Quelles perspectives de changement dans le monde arabe ?

Par :
spirit of sumud

La révolution du jasmin en Tunisie n’a sans doute pas encore livré tous ses secrets ni accouché de toutes ses promesses. Mais d’ores et déjà, tous les analystes sont unanimes pour s’accorder à prévoir une onde de choc de cette révolution dans le monde arabe. La sur-médiatisation d’un évènement de cette ampleur ne saurait laisser indifférents les peuples de la région qui sont confrontés aux abus quotidiens d’un régime politique quasi-identique par-delà les différences de forme et de degré.

Si l’aspiration populaire au changement démocratique dans le monde arabe est légitime et indiscutable comme l’illustrent les nombreuses réactions de l’opinion publique arabe au lendemain de la chute du dictateur tunisien, de nombreuses questions demeurent posées et nécessitent des réflexions sérieuses si on veut que le changement politique qu’appelle tôt ou tard l’histoire soit à la hauteur des attentes populaires.
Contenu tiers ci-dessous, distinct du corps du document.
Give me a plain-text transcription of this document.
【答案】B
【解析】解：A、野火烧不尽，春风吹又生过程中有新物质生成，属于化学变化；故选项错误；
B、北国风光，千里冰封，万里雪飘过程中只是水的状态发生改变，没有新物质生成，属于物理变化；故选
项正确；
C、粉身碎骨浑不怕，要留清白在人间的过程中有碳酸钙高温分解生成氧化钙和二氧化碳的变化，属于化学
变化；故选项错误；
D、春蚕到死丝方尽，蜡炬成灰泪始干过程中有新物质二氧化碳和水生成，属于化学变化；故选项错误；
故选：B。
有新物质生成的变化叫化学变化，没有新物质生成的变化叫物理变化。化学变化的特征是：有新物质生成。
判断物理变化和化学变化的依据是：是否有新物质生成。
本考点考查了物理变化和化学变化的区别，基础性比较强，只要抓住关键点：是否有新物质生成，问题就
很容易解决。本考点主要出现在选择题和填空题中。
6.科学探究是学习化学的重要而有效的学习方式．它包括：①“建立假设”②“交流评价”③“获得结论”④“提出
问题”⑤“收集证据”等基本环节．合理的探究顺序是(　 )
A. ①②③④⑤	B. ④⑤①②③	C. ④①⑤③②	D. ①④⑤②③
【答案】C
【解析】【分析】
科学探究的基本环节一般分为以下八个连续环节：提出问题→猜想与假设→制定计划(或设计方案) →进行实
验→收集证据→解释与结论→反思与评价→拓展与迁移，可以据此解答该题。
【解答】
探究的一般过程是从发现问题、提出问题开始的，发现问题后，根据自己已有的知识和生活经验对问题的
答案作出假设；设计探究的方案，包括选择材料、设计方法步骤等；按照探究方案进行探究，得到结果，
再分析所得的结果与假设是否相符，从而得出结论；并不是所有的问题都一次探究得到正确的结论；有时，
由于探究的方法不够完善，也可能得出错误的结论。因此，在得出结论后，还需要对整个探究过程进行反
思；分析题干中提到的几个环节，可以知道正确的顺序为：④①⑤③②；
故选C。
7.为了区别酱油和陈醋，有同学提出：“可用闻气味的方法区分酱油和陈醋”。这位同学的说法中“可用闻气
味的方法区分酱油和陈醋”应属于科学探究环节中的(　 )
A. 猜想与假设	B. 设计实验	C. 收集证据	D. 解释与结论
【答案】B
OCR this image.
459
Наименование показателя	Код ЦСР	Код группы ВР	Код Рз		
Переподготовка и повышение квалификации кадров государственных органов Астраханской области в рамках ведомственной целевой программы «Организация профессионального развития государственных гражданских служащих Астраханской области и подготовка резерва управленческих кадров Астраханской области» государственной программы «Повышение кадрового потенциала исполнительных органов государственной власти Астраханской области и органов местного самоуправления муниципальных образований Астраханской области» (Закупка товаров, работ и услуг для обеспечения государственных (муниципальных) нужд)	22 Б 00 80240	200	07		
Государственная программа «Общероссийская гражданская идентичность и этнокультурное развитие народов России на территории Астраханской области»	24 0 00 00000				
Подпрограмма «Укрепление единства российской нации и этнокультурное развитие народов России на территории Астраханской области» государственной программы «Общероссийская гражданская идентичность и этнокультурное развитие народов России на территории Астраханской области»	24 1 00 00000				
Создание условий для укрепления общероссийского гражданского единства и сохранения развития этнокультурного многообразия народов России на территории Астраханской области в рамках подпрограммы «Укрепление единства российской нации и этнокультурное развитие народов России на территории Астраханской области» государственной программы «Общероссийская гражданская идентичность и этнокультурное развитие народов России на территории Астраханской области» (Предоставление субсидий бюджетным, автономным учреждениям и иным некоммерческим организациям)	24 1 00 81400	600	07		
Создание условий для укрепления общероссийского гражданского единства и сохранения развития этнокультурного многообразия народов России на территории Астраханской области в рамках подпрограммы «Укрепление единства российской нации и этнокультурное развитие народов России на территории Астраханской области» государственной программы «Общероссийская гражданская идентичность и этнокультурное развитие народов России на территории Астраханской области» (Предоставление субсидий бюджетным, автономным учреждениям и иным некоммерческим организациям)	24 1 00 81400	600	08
Le scénario tunisien est-il exportable ?

Dans une région où les énormes sacrifices des populations déjà éprouvées par la misère et la terreur n’ont suffi ni à endiguer l’invasion et l’occupation étrangères ni à empêcher la reconduction de régimes autoritaires et corrompus, la révolution du jasmin a de quoi séduire. Si les dizaines de victimes de la répression sont à déplorer, il n’en demeure pas moins que le changement en Tunisie –qui n’a pas encore livré tous ses fruits- a été relativement pacifique et c’est peut-être une de ses plus belles leçons. Cependant, cet aspect, si important, ne doit pas occulter les particularités historiques du processus de changement à l’œuvre en Tunisie.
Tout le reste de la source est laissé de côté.